The data for India from 22 Mar 2020 to 05 Apr 2020 is spurious. It is far removed from the truth. It is because of insufficient testing in the country. This gives an artificially low number for inFections. The graph, with MF=0.04, is the Italian trend for inFections. The India data is 56% lower than Italy, for the same time period of exponential growth. But, the Indian population is 22.56 times that of the Italian population.
The model has close likeness for MF = 0.02, which means that it is following a curve trend that has values lower than that for Italy. Further, we should be expecting an MF = 1, since India should scale to Italy based on the Population Ratio (PR). So, an MF = 0.02 is unreliable and should not be used as a possible model.

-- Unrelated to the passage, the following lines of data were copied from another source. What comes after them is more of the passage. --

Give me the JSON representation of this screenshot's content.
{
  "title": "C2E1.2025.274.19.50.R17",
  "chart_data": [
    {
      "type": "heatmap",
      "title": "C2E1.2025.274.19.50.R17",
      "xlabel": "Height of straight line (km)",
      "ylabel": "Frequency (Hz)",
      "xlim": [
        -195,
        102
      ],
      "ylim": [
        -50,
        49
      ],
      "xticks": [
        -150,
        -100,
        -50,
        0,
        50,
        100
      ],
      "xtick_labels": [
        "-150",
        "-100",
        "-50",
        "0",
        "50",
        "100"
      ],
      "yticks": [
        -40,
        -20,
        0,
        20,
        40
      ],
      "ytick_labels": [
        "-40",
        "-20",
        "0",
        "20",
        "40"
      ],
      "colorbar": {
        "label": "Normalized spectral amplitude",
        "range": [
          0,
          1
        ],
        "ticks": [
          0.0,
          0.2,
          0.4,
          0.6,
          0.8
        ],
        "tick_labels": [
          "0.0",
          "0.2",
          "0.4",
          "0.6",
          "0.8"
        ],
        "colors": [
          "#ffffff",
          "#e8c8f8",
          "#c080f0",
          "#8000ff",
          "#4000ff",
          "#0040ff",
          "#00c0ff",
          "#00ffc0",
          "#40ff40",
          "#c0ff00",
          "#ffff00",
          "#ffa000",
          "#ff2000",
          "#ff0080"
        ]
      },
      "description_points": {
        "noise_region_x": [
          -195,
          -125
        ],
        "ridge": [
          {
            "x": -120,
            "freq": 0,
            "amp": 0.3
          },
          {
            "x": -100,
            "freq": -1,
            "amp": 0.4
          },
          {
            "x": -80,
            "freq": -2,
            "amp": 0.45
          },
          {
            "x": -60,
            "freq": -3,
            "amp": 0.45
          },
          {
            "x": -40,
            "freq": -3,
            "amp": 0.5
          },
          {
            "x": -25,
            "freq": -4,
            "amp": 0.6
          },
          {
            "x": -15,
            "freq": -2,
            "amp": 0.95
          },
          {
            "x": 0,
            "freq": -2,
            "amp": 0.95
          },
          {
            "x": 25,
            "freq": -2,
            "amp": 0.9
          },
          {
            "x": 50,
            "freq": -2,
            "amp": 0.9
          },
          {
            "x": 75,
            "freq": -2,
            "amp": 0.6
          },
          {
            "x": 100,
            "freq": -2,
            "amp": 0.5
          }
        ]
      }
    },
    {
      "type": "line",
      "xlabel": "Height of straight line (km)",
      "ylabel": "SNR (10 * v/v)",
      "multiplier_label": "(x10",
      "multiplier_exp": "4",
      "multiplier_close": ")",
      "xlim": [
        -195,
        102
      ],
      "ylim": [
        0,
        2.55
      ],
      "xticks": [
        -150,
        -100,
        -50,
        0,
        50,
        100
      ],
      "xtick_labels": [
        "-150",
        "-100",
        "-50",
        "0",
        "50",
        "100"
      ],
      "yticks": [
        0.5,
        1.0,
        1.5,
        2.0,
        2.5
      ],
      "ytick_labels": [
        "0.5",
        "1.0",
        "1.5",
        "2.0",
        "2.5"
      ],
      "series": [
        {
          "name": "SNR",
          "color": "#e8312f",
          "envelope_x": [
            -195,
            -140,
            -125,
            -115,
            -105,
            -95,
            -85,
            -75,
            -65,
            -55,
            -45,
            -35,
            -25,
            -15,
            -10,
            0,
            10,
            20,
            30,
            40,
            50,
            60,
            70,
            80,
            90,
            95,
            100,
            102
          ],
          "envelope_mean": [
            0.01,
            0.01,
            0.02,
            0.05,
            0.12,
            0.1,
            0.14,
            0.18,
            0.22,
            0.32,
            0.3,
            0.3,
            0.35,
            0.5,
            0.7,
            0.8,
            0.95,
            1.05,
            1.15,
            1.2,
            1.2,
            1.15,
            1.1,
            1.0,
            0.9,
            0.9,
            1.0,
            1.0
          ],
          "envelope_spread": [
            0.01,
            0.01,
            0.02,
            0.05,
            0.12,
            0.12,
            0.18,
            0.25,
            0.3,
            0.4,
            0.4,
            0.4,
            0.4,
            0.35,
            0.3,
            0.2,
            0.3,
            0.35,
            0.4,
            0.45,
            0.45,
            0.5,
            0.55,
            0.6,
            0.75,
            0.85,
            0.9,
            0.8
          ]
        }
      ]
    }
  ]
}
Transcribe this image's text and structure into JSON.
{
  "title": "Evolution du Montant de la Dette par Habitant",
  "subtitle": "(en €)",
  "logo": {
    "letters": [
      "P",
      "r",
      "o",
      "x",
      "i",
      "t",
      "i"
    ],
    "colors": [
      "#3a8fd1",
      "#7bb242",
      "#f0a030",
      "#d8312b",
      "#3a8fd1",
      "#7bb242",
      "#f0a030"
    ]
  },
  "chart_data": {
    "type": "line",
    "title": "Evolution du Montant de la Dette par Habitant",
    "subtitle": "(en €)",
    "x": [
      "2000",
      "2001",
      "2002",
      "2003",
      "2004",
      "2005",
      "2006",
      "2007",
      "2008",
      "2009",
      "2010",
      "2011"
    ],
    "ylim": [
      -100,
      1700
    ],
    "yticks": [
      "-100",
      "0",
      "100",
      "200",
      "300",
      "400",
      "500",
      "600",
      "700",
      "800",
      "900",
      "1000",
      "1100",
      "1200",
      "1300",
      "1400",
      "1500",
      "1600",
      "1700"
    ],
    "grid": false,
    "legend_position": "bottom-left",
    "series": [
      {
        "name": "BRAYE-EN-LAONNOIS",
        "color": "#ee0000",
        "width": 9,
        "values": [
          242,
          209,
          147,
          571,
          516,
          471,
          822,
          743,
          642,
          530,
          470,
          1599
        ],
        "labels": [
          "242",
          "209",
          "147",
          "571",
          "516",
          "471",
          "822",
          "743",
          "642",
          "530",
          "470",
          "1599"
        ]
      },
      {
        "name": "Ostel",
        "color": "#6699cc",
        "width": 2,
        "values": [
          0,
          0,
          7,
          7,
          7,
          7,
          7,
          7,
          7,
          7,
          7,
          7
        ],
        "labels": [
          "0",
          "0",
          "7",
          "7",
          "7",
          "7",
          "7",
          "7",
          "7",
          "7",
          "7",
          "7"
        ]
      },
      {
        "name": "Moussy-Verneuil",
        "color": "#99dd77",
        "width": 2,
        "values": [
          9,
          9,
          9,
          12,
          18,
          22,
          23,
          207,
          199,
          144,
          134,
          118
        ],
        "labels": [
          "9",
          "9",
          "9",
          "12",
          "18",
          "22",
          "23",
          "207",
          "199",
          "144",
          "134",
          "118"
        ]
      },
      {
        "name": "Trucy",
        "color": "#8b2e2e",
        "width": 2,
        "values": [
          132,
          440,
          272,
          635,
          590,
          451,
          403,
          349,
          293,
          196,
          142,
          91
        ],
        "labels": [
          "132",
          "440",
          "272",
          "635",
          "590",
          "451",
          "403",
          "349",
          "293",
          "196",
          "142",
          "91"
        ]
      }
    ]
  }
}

The real time data for the exponential growth phase for infections had started on 22 Mar 2020. However, as seen from the graph, the real data does not fit the model, for any value of practical MF. As such, it is very likely that the Real Data published for India by JHU is not of practical use and also does not represent a good sample of the population.
A key conclusion that can be made as on 05 Apr 2020 is that the reported data for inFections in India is totally wrong, in its entirety.
In my previous article, I had established the equation for the exponential growth model for Italy. The population ratio (PR) is 22.56673 for India. Multiplying the exponential growth model with PR should take into account the population differences. I’ve further multiplied it with a Model Factor (MF), which is a number greater than 0, but more likely about 1 for India. This factor fine tunes the scaling and at some value it will have a good match to the real world infection data. When MF is 1/PR, the curve is an identical match to the exponential best fit for Italy.
As such, for India, the modified exponential equation is:
y(t) = MF * PR * 631.06 * exp (0.1852*t)
i.e.
y(t) = MF * 22.56673 * 631.06 * exp (0.1852*t)
To predict the Infection Cases in India, select an MF between 0 and 1, plug in a value of “t”, where “t” is the day count starting from 22 Mar 2020 (t=1) for India. The computed value of y(t) is the predicted Infection Cases on day “t”.